Dulais felt like the world was spinning upside down when his senses were being altered. He could still “see”, but he felt like he was a blind man, a blind man who can observe the world with ears. The wobbly table, the staff under the bed, the clittering curtain, the bombinating mosquitoes, every movements of air and all the other noises together sketched out a visible world in his brain.
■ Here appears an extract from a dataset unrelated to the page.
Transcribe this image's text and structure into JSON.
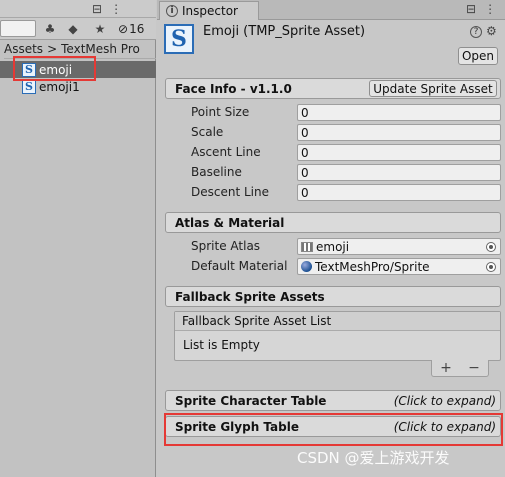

With this unrivalled vision, he snapped his head around excitedly and soon realized that it was foolish as the vision had given him a full, three-hundred-sixty degree, sound-sensitive, black and white vision as sounds kept coming to him in every direc
tions.
“Can you hear me?” Chavdar asked, staring at him curiously.
“Argh…” Dulais answered, scratching his nose, “…technically, I can’t hear you, but somehow I can understand what you’re saying because I can perceive the words you said flowing out from your mouth like effervescence of sparkling water.”
“All right, now, focus on my right hand and plug your ears with fingers,” Chavdar said, as he rubbed his thumb against his middle finger very mildly. “Can you see anything?”
“Nope, it’s all black, I can’t see nothing,” Dulais plugged his ears and said, shrugging.
“What now?” Chavdar said, as he rubbed his fingers dynamically and continuously.
“Yeah, I can see that,” Dulais said. “The sound is like rubbing soft sandpaper against paper, isn’t it? I can see it!”
“By the way, is the staff shining?” he unblocked his ears, as he felt like he was being watched.
Chavdar turned his head to the bed and realized that the purple light coming off of the azure gemstone had brightly illuminated the room.
“I guess it is,” he beamed, separating their hands.
At the moment when their hands were detached from one another, Dulais felt like the world was turned upside down again, but this time, in the opposite direction, then his normal five individual senses returned. He couldn’t help winking at the young man because he couldn’t believe what he just experienced after the effect was gone. He searched in his mind for something as spectacular as the sense-interchanging thing, but he couldn’t think of one, not even the mentee with the greatest potential in Luton could compare to the man in front of him.
“Incredible!” Dulais shrieked. “Your talent in it is unparalleled!”
“Thank you.” His lips parted in a smile.
“Who taught you all about this?” Dulais said.
“No one,” Chavdar said. “I learnt it all by myself.”
“No mentor, no mind-wielder,” Dulais murmured, in a deep thought. “But you did the whole thing by visioning, right?”
“Yes,” Chavdar said. “But look, I don’t understand. What is a mind-wielder? Who are you? And why me?”